Research Article

Surgical Approach to Small Intestine Obstructions; Etiology and Its Management


  • Mustafa Emiroğlu
  • Tayfun Kaya
  • Levent Uğurlu
  • Mehmet Üstün
  • Bengi Balcı
  • Cengiz Aydın

Received Date: 27.12.2015 Accepted Date: 11.04.2016 Turk J Colorectal Dis 2016;26(2):47-52


In this study, it was aimed to investigate the ethiology, surgical treatment approaches and complications in the patients who underwent the surgical treatment due to small intestine obstruction.


The data of patients who had surgical intervention in the general surgery department of our hospital due to small intestine obstruction between 2009 and 2015 was evaluated retrospectively. Demographics such as the age, additional morbidity, history of abdomen operation of the patients were recorded. During the operation, etiology was investigated and treatments were recorded. The patients’ postoperative follow-up data and complications were recorded.

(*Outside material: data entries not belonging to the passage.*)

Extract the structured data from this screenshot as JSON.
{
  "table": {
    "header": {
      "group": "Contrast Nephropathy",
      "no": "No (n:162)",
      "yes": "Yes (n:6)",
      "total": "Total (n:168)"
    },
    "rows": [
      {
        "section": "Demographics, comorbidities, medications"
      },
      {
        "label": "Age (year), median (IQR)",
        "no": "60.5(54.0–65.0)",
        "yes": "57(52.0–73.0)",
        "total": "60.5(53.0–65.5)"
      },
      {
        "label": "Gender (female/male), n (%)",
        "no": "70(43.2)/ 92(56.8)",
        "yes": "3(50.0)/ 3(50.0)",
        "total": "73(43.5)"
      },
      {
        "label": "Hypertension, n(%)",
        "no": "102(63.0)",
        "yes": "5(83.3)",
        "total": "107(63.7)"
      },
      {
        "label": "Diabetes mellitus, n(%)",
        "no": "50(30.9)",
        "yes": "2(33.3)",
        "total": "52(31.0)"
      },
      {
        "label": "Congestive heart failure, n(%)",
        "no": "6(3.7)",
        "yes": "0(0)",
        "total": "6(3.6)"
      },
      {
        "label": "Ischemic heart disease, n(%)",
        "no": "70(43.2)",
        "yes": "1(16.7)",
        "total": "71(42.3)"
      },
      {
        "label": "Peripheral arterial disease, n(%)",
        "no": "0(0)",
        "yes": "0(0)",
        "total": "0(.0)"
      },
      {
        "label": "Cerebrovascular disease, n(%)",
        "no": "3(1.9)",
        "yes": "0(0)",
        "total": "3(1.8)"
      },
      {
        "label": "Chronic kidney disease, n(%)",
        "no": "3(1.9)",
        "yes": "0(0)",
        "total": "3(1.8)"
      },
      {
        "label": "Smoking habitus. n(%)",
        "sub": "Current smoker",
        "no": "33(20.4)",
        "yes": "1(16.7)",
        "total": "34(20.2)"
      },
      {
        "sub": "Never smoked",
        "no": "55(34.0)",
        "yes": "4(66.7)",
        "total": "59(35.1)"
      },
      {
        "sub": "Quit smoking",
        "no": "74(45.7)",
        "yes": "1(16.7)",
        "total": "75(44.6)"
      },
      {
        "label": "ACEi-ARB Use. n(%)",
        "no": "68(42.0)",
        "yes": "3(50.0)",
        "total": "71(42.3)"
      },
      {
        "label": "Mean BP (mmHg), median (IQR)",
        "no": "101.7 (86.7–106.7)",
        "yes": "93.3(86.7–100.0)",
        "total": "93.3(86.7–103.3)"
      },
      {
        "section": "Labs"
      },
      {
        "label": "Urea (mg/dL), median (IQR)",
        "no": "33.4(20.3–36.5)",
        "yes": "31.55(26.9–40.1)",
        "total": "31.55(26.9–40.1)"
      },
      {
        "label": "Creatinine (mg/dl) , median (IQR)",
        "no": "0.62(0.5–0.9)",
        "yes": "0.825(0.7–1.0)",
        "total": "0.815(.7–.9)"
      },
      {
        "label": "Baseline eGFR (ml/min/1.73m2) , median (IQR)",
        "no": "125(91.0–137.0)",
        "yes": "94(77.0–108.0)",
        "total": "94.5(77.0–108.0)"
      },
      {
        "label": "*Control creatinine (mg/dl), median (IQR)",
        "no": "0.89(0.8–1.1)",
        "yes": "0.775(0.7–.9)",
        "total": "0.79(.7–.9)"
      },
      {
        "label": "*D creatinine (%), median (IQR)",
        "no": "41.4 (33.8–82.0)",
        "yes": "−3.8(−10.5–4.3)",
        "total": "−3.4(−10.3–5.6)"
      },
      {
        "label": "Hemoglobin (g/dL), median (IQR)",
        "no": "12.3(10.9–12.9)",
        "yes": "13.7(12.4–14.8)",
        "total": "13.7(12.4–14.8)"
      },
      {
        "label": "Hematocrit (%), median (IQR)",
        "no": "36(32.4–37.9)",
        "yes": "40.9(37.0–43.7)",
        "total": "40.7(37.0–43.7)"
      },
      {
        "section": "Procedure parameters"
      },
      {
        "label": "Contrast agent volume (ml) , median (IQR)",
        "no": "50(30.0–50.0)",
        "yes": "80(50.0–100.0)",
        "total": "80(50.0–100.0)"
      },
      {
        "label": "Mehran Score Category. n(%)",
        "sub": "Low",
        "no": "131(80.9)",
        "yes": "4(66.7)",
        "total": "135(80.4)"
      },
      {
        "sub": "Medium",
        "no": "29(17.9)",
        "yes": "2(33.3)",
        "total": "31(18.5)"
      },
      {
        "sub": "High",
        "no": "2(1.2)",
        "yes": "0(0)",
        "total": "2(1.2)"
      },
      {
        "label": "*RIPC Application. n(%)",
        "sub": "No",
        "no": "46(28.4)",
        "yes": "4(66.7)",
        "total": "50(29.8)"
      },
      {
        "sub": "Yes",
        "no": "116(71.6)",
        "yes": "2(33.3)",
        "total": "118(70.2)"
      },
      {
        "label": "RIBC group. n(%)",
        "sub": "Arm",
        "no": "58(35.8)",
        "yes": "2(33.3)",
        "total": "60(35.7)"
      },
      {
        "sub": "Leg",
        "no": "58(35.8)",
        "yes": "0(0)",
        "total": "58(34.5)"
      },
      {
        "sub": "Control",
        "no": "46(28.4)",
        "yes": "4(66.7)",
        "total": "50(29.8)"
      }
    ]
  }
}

In this study 121 patients were included. Hypertension was determined to be the most common additional comorbidity in the patients (28.9%). The most common complaint was abdomen ache and it was seen in 94.2% of the patients. The reasons of obstructions were adhesions in 57% of the patients, hernia in 27.3% of the patients, gallstones in 4.1% of the patients, cancers in 4.1% of the patients and phytobezoars in 3.3% of the patients. The patient group were applied these operations; separation of adhesions in 49.6% of patients, repair of the hernia in 19.8% of patients, repair of the hernia+resection in 7.4% of patients and separation of adhesions+resection in 5.8% of patients. Total complications rate was 26.5% and the most common complication was iatrogenic intestine injury in 9.1% of patients.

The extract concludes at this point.